Tuesday is a start-up owned and incubated by M&S. It had become profitable and was starting to shift the perception of M&S clothing — showing the younger end of the customer demographic that the clothing could be put together stylishly. To survive in a fast-moving market the business had to grow, and the service was still almost entirely manual.
Members were leaving, and most of the reasons were ours to fix. 35% left because the edit they were sent was unsuitable — it didn't account for their style, clothing or body-shape preferences — with feedback going unheard and browsing friction close behind. Personalising to that level meant automating the actions taken from user feedback.
The reasons members unsubscribed — an unsuitable edit at 35%, then external factors, feedback being ignored, wanting a personal shopper and browsing friction — each mapped to what had to change.
Further research into how users behave inside the service decided how we'd improve the experience.
The main reason people subscribed was inspiration for new clothing choices — which let us tailor the content we gave them to what they were actually there for.
After receiving style advice, users had a brief window to feed back on the outfits their stylist suggested. Measuring how many words they typically wrote — among other insights — shaped an interface that fits how they really respond.
How far out of their comfort zone are people willing to go with a new outfit?
I interviewed members and found it varied wildly — from those who stick to what they know, to those who wanted the service to 'remake' them as a person. We put a gauge in the settings so users could choose how outlandish their stylist was allowed to be.
Inspiration dominated at 40%, then being pushed out of their comfort zone and help assembling outfits — the reasons that set how much personalisation the product actually needed.
Before machine learning could decide which outfits and items to show an individual, we had to define the actions that affect a user's profile preferences.
An early drawing describing how disliking a product alters the score of that product's attributes within the user's profile — which then changes what the stylist sends in future suggestions.
In Confluence I documented every action across the website (and the subsequent app) that influences a user's preference scores. Our AI expert took that list and built it into the system.
The original sketch: dislike a leather coat and the style score drops ten points; dislike the colour and black drops too; opt out of black entirely and it drops a hundred — every attribute a slider from −100 to 100 in the user's profile.
I analysed direct and indirect competitors to understand their offering — both the product and the business model behind it.
Thread was the most advanced product available, though men's fashion only at that time.

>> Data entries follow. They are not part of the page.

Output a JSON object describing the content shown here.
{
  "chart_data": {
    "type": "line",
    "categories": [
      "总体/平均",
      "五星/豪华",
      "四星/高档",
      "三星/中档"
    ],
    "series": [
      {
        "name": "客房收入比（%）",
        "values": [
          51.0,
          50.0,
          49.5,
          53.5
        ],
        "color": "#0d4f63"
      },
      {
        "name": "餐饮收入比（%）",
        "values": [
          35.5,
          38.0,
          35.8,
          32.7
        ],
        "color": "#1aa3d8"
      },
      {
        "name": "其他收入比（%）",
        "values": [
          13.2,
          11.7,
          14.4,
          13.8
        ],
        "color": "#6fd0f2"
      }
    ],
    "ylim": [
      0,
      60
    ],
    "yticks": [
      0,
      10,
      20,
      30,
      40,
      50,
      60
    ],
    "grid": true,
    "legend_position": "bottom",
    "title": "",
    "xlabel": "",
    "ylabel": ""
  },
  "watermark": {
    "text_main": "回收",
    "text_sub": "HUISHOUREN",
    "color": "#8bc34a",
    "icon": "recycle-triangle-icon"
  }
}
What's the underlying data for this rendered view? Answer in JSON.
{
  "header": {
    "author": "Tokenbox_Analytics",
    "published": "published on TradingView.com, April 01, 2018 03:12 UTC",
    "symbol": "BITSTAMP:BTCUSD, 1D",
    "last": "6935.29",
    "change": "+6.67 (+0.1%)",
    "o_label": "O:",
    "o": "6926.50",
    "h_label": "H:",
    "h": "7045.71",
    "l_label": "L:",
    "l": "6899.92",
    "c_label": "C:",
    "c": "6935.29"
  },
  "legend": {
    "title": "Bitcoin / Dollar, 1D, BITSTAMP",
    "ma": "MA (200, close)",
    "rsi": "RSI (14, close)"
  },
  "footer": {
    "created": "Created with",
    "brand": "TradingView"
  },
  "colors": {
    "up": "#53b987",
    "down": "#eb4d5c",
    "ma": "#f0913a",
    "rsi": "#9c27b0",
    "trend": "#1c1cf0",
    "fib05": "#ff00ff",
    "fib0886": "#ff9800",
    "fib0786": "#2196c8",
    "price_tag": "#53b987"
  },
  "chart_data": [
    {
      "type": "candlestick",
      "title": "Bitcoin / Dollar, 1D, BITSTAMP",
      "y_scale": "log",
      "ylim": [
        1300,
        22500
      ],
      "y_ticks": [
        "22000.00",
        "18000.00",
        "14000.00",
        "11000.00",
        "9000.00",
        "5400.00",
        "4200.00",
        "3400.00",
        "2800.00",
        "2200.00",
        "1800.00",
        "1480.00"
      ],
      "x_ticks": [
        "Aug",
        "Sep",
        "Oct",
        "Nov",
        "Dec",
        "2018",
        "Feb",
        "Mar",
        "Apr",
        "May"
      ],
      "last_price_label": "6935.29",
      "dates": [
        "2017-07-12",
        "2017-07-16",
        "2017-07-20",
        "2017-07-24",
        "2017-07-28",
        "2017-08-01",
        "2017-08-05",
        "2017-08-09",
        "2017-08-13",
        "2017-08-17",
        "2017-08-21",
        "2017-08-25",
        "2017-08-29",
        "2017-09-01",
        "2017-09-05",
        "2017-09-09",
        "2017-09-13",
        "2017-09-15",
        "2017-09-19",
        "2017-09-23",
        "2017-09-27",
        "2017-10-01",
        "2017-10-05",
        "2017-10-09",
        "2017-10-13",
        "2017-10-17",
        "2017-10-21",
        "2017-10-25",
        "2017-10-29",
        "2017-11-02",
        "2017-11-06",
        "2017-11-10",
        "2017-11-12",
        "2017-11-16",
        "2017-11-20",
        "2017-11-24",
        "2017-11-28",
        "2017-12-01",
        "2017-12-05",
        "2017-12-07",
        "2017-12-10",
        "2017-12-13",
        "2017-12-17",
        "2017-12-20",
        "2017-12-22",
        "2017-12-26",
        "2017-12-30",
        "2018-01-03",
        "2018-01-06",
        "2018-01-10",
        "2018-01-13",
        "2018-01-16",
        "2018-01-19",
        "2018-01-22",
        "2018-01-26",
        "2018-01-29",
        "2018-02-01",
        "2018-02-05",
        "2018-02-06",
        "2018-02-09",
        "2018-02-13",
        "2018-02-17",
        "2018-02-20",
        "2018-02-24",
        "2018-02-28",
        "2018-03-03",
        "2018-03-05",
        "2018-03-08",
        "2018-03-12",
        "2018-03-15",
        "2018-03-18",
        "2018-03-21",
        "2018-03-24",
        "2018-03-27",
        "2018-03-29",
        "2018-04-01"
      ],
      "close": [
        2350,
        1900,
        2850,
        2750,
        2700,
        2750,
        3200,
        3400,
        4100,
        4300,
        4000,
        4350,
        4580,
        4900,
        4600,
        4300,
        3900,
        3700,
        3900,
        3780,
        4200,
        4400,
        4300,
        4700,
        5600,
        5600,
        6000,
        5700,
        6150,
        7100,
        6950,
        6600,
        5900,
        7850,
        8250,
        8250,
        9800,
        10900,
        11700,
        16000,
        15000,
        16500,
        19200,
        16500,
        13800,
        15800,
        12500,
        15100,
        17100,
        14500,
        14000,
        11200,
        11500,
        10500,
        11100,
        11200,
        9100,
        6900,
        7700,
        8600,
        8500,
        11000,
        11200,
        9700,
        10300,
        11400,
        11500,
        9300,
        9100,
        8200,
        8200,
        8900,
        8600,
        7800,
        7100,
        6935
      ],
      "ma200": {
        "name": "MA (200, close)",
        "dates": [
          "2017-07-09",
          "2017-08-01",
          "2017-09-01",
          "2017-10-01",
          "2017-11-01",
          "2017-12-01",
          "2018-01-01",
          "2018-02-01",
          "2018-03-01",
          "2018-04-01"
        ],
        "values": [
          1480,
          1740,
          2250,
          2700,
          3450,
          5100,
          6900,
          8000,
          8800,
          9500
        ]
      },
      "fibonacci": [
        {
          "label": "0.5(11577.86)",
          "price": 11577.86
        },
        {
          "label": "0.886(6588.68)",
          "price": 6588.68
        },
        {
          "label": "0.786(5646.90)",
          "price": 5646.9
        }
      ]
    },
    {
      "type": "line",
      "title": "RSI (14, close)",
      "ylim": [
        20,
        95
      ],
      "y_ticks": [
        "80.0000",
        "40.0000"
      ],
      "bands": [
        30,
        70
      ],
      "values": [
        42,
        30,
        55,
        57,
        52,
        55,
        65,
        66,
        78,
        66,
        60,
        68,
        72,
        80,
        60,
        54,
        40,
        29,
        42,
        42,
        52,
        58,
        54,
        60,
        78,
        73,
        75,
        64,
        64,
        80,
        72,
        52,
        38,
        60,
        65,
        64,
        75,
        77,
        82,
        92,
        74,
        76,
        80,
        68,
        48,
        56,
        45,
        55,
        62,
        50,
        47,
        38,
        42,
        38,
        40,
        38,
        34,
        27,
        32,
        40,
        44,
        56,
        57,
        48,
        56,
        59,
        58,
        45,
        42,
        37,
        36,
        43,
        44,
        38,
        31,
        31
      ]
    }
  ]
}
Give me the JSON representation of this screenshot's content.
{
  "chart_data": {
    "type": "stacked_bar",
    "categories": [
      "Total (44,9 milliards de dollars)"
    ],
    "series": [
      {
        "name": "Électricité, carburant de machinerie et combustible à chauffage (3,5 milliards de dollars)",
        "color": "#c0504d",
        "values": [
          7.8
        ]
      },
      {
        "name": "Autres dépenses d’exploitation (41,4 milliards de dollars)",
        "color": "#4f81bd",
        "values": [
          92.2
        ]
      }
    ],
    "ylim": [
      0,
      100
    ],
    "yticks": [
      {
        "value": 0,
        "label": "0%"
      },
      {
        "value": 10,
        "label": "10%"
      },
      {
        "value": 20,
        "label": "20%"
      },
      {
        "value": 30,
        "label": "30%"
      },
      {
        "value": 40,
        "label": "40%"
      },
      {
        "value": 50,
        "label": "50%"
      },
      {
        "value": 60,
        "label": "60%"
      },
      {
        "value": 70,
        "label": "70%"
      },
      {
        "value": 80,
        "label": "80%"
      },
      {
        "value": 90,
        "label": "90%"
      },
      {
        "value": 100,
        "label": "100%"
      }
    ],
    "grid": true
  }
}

Analysing it sped up finding our own improvements considerably.
Thread's feedback mechanism pulled apart: a like/dislike on hover, a structured “why?” list behind the dislike, outfit-level feedback under the look, and a line telling you a stylist picked it and an algorithm tuned it.
The other half of enabling personalisation: a back-office system where ingested M&S clothing items could be tagged, both automatically and manually.
The categorisation tool: items ingested from each source into a queue, then tagged field by field — product type, material, style tribe, style age, style detail — with a completeness score so taggers know what's left.
The designs had to feel luxurious yet functional, so members got a sense of the quality of the products on show while still doing three things easily.
Do users want to click through to a month's outfits in one place, or just scroll everything suggested since they joined?
Two detailed, content-heavy prototypes answered it. Users didn't much care which month or time of year an outfit belonged to — they wanted to scroll indefinitely and soak up the inspiration.
Scroll back through every outfit the stylist has sent, newest first, each with per-item and whole-outfit feedback.
One piece out of the six, with the stylist's reason for choosing it — and alternatives if it isn't right.
Behind a dislike: tags on the garment itself, then structured taste and feeling reasons that move the profile scores.
To understand how people actually used the application I ran remote interviews, shadowing, surveys and multivariate testing against live analytics. Userzoom let us run in-depth testing fast, with members and non-members, to judge how usable the prototypes really were and make effective changes.